Hi, I’m new to bayesian statistics and pymc.
Say I have N variable correlated according to a MVN distribution. I have train dataset that I can use to find the posterior distribution of the MVN. Then I have new data which has missing observation on some subset of the N variables. I want to predict the values for those missing data.
What’s the way to do this in MCMC way? If we have a fixed single-point parameters, there’s a closed form solution for this:
For prototyping, I generated a mock train dataset and test dataset, and then mask some values in the test dataset. My purpose is then to recover the masked values.
n_var = 10
_mu = stats.norm.rvs(loc=0, scale=0.8, size=n_var)

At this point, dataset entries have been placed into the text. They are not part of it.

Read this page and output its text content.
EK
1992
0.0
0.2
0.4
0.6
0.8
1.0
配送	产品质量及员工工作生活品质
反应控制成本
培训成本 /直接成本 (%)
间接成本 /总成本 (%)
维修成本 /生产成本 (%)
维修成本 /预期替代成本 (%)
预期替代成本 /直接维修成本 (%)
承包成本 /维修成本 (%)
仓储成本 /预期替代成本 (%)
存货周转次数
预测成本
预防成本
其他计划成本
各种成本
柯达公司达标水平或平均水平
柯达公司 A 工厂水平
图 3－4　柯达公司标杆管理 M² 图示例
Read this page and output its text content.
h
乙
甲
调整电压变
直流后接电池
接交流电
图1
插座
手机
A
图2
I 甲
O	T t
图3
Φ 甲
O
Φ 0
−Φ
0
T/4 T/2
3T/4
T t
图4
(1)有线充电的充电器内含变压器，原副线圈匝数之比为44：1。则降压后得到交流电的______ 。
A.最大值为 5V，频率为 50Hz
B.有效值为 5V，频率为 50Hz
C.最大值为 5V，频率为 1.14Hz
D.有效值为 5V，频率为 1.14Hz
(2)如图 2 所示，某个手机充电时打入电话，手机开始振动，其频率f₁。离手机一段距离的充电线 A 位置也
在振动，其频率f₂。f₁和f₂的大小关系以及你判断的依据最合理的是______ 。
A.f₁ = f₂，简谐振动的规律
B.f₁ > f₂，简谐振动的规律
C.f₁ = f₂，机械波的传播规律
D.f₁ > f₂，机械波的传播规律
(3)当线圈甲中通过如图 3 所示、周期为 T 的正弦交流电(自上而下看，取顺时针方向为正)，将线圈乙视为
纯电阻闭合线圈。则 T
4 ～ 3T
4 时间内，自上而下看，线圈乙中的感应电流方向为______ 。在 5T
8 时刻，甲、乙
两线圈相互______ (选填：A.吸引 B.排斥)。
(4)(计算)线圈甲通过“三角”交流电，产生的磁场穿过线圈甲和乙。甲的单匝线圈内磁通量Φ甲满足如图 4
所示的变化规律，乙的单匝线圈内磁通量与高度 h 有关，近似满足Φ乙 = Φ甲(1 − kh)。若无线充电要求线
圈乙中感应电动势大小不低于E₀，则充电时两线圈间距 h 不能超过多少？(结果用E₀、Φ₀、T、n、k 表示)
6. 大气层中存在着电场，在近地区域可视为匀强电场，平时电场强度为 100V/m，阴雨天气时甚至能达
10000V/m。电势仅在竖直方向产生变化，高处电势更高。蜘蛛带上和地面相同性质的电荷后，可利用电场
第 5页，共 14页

_sigmas = np.sqrt(stats.expon.rvs(0,0.5,size=n_var))
random_eigs = np.random.rand(n_var)+0.1
random_eigs = random_eigs / np.sum(random_eigs) * n_var
_corr = stats.random_correlation.rvs(eigs=random_eigs)
_cov = np.diag(_sigmas)@_corr@np.diag(_sigmas)
data = stats.multivariate_normal.rvs(mean=_mu, cov=_cov, size=2000)
bern = stats.bernoulli.rvs(0.5,size=2000)
train_data = data[bern==1]
test_data = data[bern==0]
test_data_mask = stats.bernoulli.rvs(p=0.3,size=test_data.shape)
with pm.Model() as m:
mu = pm.Normal("mu", mu=0,sigma=1.6, shape=n_var)
chol, corr, vars = pm.LKJCholeskyCov(
"chol_cov",
n=n_var,
eta=2,
sd_dist=pm.Exponential.dist(1.0),
compute_corr=True,
)
mvn = pm.MvNormal("mvn", mu=mu, chol=chol, observed=train_data)
trace = pm.sample(2000)
Is this possible to do with pm.sample_posterior_predictive? How do I inject the test_data and the mask in it?